A possibilidade de um reajuste menor está relacionada também à estratégia de margens da companhia. A Apple já sinalizou pressão sobre suas margens brutas no trimestre, indicando que os custos adicionais estão afetando os resultados.

Por isso, a empresa pode optar por absorver uma parcela dessas despesas em vez de repassá-las integralmente aos compradores. Essa decisão ajudaria a limitar o impacto sobre a demanda pelos aparelhos.

Ao mesmo tempo, existe espaço para uma alta porque o iPhone permanece no centro do portfólio da Apple e enfrenta concorrentes que também elevaram seus preços. A questão, portanto, é encontrar um ponto de equilíbrio entre custos, margem e disposição dos consumidores para pagar mais.

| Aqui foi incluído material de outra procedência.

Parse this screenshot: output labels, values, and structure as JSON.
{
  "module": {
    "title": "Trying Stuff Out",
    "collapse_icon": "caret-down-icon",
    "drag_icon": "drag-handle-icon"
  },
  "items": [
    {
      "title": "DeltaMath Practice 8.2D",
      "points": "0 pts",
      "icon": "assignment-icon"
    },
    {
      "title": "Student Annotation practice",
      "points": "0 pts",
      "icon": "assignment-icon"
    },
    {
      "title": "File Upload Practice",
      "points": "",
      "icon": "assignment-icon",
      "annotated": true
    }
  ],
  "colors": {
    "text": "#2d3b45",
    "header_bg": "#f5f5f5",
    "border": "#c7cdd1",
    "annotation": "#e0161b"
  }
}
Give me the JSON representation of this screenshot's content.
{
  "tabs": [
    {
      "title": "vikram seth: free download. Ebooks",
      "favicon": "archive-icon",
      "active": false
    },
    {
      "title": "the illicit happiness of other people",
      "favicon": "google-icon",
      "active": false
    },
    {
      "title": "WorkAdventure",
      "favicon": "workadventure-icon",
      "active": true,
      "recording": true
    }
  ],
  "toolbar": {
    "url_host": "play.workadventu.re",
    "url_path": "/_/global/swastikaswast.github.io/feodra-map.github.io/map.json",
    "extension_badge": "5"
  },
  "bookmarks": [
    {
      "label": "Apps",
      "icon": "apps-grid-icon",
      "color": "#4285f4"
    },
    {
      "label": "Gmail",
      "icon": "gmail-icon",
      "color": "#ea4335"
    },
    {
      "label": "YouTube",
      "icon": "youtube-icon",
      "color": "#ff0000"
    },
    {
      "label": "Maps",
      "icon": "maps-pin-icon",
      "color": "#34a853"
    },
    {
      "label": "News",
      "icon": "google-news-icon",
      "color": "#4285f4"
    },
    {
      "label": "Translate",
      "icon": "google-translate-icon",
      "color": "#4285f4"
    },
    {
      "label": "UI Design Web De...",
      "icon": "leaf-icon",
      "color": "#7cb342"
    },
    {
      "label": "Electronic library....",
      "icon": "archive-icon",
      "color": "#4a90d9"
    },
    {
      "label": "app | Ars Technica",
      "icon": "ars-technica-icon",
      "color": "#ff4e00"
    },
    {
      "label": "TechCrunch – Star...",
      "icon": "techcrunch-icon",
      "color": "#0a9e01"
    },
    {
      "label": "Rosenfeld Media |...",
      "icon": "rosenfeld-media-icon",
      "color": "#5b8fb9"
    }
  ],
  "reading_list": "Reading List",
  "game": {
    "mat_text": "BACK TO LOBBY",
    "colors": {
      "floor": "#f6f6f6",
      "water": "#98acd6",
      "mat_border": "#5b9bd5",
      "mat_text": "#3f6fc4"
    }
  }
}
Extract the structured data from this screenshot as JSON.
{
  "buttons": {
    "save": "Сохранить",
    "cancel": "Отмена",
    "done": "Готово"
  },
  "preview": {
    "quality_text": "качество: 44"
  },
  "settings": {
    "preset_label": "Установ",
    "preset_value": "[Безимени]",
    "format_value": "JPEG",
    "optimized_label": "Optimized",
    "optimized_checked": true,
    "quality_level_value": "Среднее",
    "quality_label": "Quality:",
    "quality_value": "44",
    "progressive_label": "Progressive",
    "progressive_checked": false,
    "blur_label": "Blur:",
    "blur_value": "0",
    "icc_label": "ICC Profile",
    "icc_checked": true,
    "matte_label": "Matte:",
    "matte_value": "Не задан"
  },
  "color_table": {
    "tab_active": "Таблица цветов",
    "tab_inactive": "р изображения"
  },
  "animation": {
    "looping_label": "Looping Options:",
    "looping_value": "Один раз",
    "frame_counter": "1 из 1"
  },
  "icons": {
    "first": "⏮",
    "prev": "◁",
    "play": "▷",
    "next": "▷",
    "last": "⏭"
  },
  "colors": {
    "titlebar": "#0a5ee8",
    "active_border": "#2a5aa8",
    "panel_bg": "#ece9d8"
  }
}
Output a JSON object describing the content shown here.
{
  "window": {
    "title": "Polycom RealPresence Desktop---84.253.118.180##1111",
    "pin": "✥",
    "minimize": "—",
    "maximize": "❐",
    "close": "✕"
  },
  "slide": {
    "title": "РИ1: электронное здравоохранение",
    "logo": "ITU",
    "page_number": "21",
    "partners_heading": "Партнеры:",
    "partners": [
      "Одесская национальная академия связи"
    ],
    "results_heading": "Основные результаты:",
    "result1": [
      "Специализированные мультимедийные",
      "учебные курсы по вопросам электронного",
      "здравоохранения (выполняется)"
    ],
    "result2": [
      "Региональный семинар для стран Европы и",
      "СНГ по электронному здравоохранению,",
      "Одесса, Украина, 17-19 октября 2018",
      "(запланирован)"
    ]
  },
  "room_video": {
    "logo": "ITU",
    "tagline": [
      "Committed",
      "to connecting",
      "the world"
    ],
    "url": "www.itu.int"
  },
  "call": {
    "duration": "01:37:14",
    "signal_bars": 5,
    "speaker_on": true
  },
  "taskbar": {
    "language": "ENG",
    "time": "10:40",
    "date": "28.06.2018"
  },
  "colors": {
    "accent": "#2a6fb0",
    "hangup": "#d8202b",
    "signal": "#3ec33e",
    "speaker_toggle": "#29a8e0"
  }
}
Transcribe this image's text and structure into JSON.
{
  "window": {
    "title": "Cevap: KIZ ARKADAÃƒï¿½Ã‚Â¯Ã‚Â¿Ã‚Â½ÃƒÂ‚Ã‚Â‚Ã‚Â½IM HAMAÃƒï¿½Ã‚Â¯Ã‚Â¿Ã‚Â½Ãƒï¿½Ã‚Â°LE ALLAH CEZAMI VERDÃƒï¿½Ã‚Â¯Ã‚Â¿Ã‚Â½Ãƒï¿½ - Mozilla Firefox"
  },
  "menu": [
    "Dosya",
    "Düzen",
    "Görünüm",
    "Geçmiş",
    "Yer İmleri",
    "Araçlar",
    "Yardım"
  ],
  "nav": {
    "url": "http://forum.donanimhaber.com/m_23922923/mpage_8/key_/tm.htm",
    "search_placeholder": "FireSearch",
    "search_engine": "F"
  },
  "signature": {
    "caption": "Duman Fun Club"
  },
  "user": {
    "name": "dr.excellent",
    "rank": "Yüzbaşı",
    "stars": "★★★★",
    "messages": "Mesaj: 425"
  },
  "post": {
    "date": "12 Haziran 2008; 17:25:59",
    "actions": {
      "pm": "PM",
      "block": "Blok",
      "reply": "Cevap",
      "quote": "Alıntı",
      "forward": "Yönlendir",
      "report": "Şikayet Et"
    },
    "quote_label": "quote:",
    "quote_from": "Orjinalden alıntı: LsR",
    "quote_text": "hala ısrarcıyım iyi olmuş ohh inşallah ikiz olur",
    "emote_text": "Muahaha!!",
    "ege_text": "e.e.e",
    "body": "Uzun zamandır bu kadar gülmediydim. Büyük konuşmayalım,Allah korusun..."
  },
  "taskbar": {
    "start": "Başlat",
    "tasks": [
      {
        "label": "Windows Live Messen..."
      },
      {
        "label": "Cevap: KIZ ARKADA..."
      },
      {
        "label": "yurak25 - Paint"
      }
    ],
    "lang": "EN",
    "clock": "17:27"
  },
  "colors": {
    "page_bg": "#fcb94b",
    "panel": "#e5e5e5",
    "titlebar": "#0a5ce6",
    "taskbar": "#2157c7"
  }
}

Leia também: Apple pode lançar iPhone dobrável de US$ 2 mil em setembro; veja o que se sabe

Programa de assinatura pode reduzir impacto

A Apple também estaria trabalhando em um novo programa de assinatura chamado Upgrade. A proposta permitiria que clientes pagassem pelo iPhone em parcelas mensais. Se o serviço avançar, ele poderia facilitar a aquisição de aparelhos mais caros, já que o consumidor teria uma alternativa para distribuir o valor ao longo do tempo.

Por enquanto, entretanto, o preço do iPhone 18 Pro continua sem confirmação oficial. A definição dependerá da evolução dos custos de memória e de outros componentes, das margens que a Apple pretende preservar e da estratégia adotada diante dos concorrentes.

Assim, o possível aumento não decorre de uma única decisão comercial. A pressão dos componentes, especialmente da memória, aparece como um dos principais fatores que podem levar a Apple a reajustar o preço da próxima geração do iPhone.